This has been a hot topic in the writing community for a long time now – should you call yourself a Writer even if it’s not your day job? I’m not sure if this is even a debate anymore, because all I ever hear is, “If you write, then you are a Writer.” But I’m addressing this today because I disagree. When someone tries to encourage me to use the term “Writer” to describe myself (“You write, don’t you??”), I don’t feel empowered or proud. I just feel embarrassed.
Recently I was hanging out with a friend who is doing a fantastic job at self-publishing. She is a French teacher and she has written several books geared toward helping French language learners at the middle and high school level. I’m in awe of her creativity and dedication. But when I was heaping praise upon her during our conversation, she stopped me and said, “But you’re the real writer.” I know she meant it, but ugh, that felt phony. Yes, I do write. Yes, I have won little awards here and there, and had some (very) small success with being published, but writing is still just a hobby for me. I have to admit that’s all it is.
I’m not just being humble. I’m trying to be honest and realistic. I am definitely not on board the Everyone-gets-a-medal-for-trying Train, and I feel like if you give a title to someone who doesn’t deserve it, it’s dishonest. (I’m BIG on playing exactly by the rules. Just ask anyone who’s ever tried to play a board game with me and they’ll tell you I can be annoying as hell.)

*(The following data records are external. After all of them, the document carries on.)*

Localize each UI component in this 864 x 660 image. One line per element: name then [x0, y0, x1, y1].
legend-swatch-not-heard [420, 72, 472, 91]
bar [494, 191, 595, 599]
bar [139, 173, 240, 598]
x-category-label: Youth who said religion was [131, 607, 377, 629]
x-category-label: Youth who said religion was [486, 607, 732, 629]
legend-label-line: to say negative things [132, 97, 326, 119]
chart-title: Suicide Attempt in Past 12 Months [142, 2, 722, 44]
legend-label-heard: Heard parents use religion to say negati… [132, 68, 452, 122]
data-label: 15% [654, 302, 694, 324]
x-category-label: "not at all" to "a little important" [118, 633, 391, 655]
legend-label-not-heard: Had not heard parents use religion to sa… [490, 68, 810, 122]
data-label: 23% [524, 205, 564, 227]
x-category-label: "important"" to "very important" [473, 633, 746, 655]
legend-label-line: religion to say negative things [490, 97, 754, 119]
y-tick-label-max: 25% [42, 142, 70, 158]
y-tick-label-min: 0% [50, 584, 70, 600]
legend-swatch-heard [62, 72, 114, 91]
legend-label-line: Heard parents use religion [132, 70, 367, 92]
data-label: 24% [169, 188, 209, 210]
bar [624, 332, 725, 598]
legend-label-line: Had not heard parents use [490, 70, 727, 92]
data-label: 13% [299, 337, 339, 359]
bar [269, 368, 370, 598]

If you met someone at a party and they introduced themselves as a Violinist, you would assume that playing the violin is their job. It’s how they make a living. You would immediately ask what orchestra or band they’re in. Or you’d conjure images of them playing at fancy, private parties, or ask if they’d ever recorded an album or been part of a soundtrack. Now, what if they came back and said, “Oh, none of that. What I meant is that I can play the violin, but I don’t get paid to do it.” Would you feel that describing themselves as a “Violinist” was misleading? Same with someone who is a “Painter” vs. “Someone who paints.” A “seamstress” vs. “Someone who sews.” “A Tennis Player” vs “Someone who plays tennis.” Et cetera, Et cetera.
I don’t know anyone in any other field who isn’t a professional, but who describes themselves as an “___er.” When people introduce themselves as an “___er,” it gives a certain impression. So while I get that there’s this movement to own our accomplishments and take pride in our efforts, I think we can agree that it’s not okay for people to misrepresent themselves. We typically don’t describe or label people by their non-lucrative hobbies. But by calling someone a Writer, when really they’re a teacher or a doctor or a stay-at-home-mom (like myself) who writes, that’s exactly what’s happening.
Look, I’m like a lot of other people out there – I read. I submit. I query. I enter contests. I attend workshops and panel discussions, open-mics and conferences, critique groups and writers retreats. I study articles to improve my craft. I’m active in my local writers’ guild. And above all – I write. But until writing becomes my full-time job, it just feels dishonest to me to say “I am a Writer.” And every time a well-meaning friend calls me a “Writer,” I’m chagrined.
But trust me, if the time ever comes when I feel I can honestly describe myself with that single word – a capital “W” Writer – I will OWN. IT.